Image Credit: W. Jesse Wyner
Do We Need to Care for Climate Change?
Every year, the Department of Plant Science and Landscape Architecture (PSLA) at University of Maryland (UMD) invites several research experts to present their findings as part of the departmental seminar. Last Thursday, Dr. John Kominoski, an ecologist at Florida International University (FIU), was our guest speaker. Before joining FIU as an Assistant Professor in 2013, Dr. Kominoski worked as a postdoctoral research associate at University of Georgia, USA (2010-2013) and University of British-Columbia, Canada (2008-2010). He earned his master’s degree in Biology at Loyola University Chicago in 2003 and a doctoral degree in Ecology at University of Georgia in 2008. I find Dr.
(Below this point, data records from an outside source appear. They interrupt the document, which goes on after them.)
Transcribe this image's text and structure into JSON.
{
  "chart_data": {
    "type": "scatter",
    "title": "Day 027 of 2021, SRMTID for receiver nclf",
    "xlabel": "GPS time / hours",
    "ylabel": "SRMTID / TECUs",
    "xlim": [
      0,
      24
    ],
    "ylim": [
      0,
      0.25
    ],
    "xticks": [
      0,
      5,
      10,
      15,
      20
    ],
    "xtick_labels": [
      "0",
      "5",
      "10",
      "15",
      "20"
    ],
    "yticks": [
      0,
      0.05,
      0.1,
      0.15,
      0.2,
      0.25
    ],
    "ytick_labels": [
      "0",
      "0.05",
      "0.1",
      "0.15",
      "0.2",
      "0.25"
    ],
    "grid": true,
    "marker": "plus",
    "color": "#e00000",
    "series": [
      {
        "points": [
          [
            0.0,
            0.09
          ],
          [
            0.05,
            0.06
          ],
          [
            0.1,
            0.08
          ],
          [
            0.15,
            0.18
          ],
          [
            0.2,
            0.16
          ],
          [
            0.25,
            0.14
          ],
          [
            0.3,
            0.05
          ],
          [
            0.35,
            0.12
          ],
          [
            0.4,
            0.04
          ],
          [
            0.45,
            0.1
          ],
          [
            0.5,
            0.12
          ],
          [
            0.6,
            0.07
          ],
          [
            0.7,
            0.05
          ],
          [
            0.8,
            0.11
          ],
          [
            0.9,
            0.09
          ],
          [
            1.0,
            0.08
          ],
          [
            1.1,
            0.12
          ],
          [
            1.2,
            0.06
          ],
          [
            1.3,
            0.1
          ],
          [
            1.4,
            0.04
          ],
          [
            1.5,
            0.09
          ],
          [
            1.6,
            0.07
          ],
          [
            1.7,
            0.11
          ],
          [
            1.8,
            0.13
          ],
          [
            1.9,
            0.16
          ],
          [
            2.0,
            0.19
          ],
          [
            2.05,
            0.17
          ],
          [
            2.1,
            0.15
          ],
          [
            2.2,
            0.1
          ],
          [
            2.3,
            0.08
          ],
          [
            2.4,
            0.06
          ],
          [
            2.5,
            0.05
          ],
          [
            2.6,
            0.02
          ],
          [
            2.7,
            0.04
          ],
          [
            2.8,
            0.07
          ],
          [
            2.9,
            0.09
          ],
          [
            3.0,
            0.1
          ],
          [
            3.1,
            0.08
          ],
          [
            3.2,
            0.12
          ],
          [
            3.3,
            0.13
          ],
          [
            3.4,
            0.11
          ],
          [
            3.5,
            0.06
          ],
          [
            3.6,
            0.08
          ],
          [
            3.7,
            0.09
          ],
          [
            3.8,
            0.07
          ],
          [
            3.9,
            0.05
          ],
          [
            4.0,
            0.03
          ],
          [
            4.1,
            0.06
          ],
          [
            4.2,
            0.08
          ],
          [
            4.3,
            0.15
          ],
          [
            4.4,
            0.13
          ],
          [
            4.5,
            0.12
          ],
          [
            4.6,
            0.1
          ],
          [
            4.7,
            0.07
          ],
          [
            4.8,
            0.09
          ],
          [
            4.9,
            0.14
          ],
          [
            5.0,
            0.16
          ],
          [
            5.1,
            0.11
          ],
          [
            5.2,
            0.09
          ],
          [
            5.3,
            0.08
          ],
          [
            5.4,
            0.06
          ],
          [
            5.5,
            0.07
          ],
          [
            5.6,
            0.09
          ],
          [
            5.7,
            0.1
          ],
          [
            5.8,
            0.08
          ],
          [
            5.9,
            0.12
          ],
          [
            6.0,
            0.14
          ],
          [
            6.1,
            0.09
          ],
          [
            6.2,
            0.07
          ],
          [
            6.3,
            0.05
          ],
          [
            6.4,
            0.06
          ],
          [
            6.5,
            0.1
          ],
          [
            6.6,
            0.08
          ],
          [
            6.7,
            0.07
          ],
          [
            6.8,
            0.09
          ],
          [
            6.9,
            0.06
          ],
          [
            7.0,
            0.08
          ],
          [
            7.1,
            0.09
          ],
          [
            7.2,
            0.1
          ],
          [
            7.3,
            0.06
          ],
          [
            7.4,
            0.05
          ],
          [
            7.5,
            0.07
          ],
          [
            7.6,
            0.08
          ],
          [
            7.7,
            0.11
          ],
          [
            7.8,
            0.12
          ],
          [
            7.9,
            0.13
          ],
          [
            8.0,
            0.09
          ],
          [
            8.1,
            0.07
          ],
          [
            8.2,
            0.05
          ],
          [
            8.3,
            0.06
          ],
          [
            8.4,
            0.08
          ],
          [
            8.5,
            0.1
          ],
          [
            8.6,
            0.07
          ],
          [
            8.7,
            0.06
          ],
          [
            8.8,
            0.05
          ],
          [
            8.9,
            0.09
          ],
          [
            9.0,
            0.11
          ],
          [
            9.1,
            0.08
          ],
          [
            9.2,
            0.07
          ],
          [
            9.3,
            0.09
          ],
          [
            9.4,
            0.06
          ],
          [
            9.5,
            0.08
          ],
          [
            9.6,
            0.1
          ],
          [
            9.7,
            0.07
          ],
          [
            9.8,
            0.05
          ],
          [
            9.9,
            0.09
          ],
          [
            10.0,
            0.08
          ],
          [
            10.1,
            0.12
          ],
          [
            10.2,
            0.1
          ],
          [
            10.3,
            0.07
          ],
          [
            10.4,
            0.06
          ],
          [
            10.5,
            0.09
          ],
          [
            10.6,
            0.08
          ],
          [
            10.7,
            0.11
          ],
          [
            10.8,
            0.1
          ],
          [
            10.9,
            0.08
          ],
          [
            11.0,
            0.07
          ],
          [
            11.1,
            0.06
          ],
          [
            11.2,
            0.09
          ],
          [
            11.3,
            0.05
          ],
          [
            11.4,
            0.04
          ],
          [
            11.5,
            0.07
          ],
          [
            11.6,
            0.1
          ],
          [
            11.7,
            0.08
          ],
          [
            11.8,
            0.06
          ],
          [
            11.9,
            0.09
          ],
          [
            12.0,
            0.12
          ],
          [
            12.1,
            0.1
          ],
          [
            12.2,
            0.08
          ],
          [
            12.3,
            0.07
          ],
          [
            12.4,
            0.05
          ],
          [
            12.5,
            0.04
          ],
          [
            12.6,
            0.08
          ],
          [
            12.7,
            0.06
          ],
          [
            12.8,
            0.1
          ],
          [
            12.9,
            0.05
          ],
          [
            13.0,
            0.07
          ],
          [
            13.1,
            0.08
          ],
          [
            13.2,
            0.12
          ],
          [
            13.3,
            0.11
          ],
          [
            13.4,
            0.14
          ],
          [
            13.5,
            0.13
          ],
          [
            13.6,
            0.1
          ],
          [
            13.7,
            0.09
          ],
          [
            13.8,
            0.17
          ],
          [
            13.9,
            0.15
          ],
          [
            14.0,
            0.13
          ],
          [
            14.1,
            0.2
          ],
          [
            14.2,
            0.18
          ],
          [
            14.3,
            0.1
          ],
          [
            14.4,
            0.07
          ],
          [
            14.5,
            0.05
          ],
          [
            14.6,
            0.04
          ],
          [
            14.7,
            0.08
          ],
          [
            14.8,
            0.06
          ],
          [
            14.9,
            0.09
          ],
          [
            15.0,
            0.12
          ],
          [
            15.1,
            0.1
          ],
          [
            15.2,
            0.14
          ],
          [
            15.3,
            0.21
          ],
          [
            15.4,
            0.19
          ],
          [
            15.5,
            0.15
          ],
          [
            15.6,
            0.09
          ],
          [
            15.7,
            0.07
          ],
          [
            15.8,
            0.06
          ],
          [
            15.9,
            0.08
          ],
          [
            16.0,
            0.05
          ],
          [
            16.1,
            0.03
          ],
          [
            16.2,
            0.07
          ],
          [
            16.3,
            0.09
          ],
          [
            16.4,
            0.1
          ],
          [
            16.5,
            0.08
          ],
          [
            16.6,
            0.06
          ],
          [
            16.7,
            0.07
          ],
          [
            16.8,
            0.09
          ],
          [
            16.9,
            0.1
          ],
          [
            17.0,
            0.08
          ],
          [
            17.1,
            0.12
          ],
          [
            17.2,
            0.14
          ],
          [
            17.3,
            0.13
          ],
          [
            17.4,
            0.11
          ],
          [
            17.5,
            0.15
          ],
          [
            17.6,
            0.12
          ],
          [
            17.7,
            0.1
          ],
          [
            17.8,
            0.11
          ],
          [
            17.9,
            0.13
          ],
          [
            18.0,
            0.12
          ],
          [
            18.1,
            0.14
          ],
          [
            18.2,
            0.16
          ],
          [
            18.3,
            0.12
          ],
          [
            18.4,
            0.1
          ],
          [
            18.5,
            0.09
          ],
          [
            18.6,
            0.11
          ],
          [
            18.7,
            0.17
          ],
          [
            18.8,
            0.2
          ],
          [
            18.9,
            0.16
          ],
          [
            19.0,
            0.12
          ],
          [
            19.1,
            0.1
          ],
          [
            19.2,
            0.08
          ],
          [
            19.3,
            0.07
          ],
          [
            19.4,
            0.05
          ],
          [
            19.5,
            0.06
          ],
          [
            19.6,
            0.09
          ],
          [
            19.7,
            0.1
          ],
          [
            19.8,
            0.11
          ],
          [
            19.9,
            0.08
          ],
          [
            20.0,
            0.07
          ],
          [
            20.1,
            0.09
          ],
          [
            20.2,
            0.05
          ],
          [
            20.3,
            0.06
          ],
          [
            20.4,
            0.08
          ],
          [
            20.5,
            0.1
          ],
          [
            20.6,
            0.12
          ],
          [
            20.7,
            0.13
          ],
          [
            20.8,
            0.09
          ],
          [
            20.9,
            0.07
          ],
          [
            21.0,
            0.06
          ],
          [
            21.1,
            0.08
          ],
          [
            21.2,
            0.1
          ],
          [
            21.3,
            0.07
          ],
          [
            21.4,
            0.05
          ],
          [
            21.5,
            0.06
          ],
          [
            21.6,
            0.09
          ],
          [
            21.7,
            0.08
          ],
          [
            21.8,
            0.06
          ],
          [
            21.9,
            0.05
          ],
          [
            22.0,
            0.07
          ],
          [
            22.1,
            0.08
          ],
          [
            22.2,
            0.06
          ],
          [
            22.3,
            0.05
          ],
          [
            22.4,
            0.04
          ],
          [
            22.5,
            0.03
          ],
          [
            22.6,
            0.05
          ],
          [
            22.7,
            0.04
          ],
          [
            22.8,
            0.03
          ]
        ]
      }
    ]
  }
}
Kominoski a very simple and highly intellectual person. He is an effective communicator who knows how to express his ideas very clearly and is an excellent collaborator.
Dr. Kominoski gave an interesting talk entitled, “Shifting long-term biogeochemical baselines: Enhanced marine connectivity alters plant communities and increases salt water intrusion in coastal wetland ecosystems”. Dr. Kominoski’s presentation showcased the multiple projects undertaken by his research team at the Ecosystem Ecology Laboratory at FIU. The highlights of his talk were Long Term Ecological Research (LTER), salt-water intrusion and subsidy-stress effects on carbon and nutrient cycling, long-term effects of storm-induced phosphorus loading on ecosystem productivity and nutrient dynamics in wetlands. Dr. Kominoski said, “The mangrove forests in the Florida everglades form an ecotone which serves as a critical link between the nitrogen enriched freshwater marshes and the phosphorus enriched marine environments of Florida Bay and the Gulf of Mexico.” His team is investigating the impacts of ecological regimes shifting in biogeochemical processes and ecosystem productivity.
Dr. Kominoski further reiterated that, “in 2005, Hurricane Wilma defoliated and killed mangrove trees in the Florida everglades. Since 2005, Florida has not experienced any hurricanes. Thus, they were able to test the long-term effects of hurricane Wilma in ecosystem productivity in coastal wetlands.” To better understand the effects of hurricane-induced phosphorus loading and saltwater intrusion on carbon and nutrient cycling in coastal ecosystems, they conducted a series of microcosm experiments. Results showed that high saltwater loading into freshwater marshes increased microbial respiration but decreased ecosystem productivity, shifting the net carbon balance from sink to source. Troxler et al., (2013) also hypothesized that coastal ecosystems can act as carbon sink compared to tropical forests. Thus, saltwater intrusion into freshwater marshes could potentially influence net carbon balance in coastal ecosystems.
Broadly, this presentation clearly demonstrated some of the key reasons why we needed to plan for climate change and sea level rise. Saltwater intrusion into lands, as a result of elevated sea levels, may generate large-scale ecosystem regime-shifts. For example, saltwater might increase the productivity of mangrove forests, but not of native forest, which are easily salt stressed. Decrease in ecosystem productivity due to saltwater intrusion was observed in the Eastern Shore of Chesapeake Bay where many trees are defoliated or dying. If we, as humans, do not make collaborative efforts to mitigate climate change, many habitable areas in the world will soon be under water and many agricultural fields will be no longer suitable for cultivation. Therefore, we should consider climate change mitigation as our responsibility to make our world a better place to live in the future.
Troxler, T.G., E. Gaiser, J. Barr, J.D. Fuentes, R. Jaffe et. al. 2013.Integrated carbon budget models for the Everglades terrestrial-coastal-oceanic gradient: current status and needs for inter-site comparisons. Oceanography, 26: 98–107.